I am bit confused about validating data. What is this data mainly for?? Like I am seeing some tutorial and they have some training[I know it] images , they they have some validation images[donot know] and some testing[I know] images? So what is validating images mainly for??
There are two uses for the validation set:
1) Knowing when to stop training
Some models are trained iteratively - like neural nets. Sooner or later the model might start to overfit the training data. That's why you repeatedly measure the model's score on the validation set (like after each epoch) and you stop training once the score on the validation set starts degrading again.
From Wikipedia on Overfitting:
"Training error is shown in blue, validation error in red, both as a function of the number of training cycles. If the validation error increases (positive slope) while the training error steadily decreases (negative slope) then a situation of overfitting may have occurred.
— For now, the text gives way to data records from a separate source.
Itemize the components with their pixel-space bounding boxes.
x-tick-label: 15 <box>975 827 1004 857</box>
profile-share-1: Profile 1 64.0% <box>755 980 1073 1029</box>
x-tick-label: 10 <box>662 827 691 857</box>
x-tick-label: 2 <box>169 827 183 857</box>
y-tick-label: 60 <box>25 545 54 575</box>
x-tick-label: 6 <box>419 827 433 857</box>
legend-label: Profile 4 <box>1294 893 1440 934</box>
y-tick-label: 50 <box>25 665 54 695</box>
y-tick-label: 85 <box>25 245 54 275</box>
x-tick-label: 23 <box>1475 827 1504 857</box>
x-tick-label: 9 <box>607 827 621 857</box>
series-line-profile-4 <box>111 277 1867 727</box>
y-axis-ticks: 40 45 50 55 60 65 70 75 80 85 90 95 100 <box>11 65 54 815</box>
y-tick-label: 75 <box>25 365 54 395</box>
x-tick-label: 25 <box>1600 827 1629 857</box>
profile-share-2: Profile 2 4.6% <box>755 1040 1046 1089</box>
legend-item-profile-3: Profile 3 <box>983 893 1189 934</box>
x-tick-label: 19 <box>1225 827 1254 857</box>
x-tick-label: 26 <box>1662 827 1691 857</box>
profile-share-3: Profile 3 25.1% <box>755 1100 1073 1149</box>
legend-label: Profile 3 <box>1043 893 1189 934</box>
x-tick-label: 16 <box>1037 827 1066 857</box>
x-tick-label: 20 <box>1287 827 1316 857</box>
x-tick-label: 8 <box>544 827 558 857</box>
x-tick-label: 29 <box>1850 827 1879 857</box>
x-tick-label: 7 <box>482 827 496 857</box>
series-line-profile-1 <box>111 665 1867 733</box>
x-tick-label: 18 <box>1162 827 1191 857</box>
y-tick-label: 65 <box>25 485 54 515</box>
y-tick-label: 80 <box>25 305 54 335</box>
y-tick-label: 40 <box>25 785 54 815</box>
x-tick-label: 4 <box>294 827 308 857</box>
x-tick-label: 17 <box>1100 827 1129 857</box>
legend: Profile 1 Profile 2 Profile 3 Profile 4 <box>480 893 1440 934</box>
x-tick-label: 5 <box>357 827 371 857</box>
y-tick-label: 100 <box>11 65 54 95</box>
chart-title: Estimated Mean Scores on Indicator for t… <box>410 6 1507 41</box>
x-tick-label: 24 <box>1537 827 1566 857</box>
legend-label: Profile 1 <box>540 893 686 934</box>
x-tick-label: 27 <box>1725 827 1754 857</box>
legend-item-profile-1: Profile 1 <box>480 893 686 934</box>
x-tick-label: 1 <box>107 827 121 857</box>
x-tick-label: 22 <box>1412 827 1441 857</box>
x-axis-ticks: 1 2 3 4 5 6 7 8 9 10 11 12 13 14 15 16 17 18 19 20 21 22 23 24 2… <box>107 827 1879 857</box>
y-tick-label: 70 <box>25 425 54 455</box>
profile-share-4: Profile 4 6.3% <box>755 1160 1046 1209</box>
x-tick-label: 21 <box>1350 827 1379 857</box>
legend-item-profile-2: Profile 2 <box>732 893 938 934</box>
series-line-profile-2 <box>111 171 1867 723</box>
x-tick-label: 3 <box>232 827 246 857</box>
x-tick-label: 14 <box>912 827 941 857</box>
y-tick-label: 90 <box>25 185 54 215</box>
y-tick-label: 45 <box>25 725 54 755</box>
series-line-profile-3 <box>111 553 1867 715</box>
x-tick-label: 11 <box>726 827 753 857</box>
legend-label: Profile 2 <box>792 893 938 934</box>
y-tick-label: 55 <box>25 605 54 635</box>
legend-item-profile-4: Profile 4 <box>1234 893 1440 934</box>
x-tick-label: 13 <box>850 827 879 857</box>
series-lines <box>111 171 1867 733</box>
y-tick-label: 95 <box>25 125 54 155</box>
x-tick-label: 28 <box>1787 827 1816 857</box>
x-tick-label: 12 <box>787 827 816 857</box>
The best predictive and fitted model would be where the validation error has its global minimum."
2) Parameter selection
Your model needs some hyper-parameters to be set, like the learning rate, what optimizer to use, number and type of layers / neurons, activation functions, or even different algorithms like neural net vs SVM... you'll have to fiddle with these parameters, trying to find the ones that work best.
To do that you train a model with each set of parameters and then evaluate each model using the validation set. Finally you select the model / the set of parameters that yielded the best score on the validation set.
In both of the above cases the model might have fit the data in the validation set, resulting in a biased (slightly too optimistic) score - which is why you evaluate the final model on the test-set before publishing its score.